Energy & Pending Inflation Turning a Corner To Boost Canadian Dollar
Fundamental Forecast for CAD: Neutral
- Bank of Canada Leaves CAD Bears Wanting More, But Unsure If They’ll Receive
- Canadian Trade Exposure To EM Gets Big Boost From China PPI
- Crude Oil Pressing Resistance Supporting CAD Across The Board In Early December
The Canadian Dollar is ending the week of December 9 atop the podium of G10 FX. When you look at the start of the week or even against a few weeks ago, there is a stirring of optimism surrounding the Canadian Dollar.
On Wednesday, the Bank of Canada Rate Decision and subsequent press conference was supportive of more Canadian Dollar strength as Stephen Poloz spoke without mention of weakening the CAD to support weakening export volumes. After holding rates steady at 0.5%, Thursday’s Building Permits data shocked many as expectations for 1.5% MoM came in at 8.7%, which added to the confidence that Canada might have avoided an economic downturn with a confident BoC. The Bank of Canada also noted that some of the fiscal effects of PM Trudeau are yet to show up in economic data, which means more surprises could be on the way.
Economic Data on Deck for Canada This Week
Next week is expected to be a quiet week regarding economic releases. The main print will come on the Thursday with the Manufacturing Sales, which is a healthy component of GDP albeit, not tier-1 data.
Traders will likely continue to keep an eye on U.S. Yields as an indication of pending global inflation through the new world order of trade that is expected to begin under the new U.S. Administration that takes office on January 20. The one component of the next four years that traders appear confident in is that inflation will find its way into the world through reversing free-trade and favoring high-wage (relative to a global scale) producers then have been observed in EM that began to dominate the world’s consistent price declines from 1980s-2010s.
Technical & Macro Outlook: Friday’s run higher in the Canadian Dollar had the CAD as the only pair in Friday morning trading atop the U.S. Dollar. There appears to be less and less of a compelling case for CAD weakness given recent Bank of Canada rhetoric and the sticky Oil price above $50. A further push higher in Oil could provide some fiscal stability to Canada and keep the CAD strengthening.

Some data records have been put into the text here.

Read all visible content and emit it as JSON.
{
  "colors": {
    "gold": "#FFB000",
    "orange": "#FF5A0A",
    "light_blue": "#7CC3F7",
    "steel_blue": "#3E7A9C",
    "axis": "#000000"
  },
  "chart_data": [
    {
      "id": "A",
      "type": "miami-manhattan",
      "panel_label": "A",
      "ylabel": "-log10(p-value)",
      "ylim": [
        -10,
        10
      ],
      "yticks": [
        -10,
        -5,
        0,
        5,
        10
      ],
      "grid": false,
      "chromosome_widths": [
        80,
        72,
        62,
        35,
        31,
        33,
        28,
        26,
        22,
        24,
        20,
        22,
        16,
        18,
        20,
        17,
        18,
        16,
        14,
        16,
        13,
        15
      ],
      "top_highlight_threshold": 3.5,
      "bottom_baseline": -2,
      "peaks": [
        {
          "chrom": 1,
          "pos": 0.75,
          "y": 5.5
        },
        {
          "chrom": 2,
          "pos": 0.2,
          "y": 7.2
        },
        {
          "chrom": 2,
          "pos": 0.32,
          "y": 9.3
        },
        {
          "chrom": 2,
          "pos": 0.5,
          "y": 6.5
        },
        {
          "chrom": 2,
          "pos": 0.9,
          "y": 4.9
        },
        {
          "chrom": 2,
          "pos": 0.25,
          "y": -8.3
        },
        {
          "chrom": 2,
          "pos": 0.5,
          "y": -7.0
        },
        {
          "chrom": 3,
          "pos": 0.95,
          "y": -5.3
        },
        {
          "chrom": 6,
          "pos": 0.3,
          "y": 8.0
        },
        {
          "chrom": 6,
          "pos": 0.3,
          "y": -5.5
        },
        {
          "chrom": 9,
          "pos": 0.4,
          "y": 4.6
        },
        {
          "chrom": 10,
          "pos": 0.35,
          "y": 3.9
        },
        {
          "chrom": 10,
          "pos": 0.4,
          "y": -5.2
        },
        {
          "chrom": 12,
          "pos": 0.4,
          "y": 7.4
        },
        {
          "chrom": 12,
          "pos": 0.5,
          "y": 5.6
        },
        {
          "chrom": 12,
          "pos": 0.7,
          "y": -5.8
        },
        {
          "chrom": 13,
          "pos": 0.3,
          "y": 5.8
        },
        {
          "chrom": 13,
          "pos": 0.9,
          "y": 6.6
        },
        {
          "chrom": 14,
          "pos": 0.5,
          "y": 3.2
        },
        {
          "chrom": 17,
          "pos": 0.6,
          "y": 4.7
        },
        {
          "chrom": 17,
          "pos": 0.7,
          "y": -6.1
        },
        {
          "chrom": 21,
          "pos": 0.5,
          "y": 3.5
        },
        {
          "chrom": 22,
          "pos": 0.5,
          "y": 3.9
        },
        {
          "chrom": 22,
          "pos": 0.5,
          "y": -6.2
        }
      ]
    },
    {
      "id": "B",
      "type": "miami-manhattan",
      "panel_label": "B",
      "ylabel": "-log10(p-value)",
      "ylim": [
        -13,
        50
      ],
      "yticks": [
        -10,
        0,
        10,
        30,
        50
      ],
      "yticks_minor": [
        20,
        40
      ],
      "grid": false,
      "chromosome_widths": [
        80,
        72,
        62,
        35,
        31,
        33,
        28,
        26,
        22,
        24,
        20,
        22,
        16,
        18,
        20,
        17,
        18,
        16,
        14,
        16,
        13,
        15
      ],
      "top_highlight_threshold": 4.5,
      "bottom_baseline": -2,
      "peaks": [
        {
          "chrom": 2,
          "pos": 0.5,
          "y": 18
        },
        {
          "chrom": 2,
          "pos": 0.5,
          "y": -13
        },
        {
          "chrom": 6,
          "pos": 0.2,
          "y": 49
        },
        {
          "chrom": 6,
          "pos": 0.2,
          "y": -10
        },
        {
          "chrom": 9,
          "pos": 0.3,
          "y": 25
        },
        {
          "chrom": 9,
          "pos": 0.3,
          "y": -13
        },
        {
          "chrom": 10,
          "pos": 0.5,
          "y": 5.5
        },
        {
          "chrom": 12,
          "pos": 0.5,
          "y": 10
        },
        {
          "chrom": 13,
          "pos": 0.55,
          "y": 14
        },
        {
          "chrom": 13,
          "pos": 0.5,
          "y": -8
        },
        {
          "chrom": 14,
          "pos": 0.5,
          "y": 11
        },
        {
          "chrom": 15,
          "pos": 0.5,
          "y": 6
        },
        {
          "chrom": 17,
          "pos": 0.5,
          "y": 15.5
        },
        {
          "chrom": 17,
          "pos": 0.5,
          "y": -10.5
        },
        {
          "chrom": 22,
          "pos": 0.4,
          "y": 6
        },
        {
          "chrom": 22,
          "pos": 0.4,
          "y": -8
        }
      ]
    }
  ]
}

The technical picture has USD/CAD sitting atop a mountain of chart support. The key chart supports include the 100-DMA (1.3193), the base of the Ichimoku Cloud (1.3127), and a trendline drawn from the May and August low. However, there are no guarantees in markets that support will hold and a break below support could show a cycle of Canadian Dollar strength, which may cause the Bank of Canada to be a bit more vocal on measures to support manufacturing and exports with a weaker Canadian Dollar.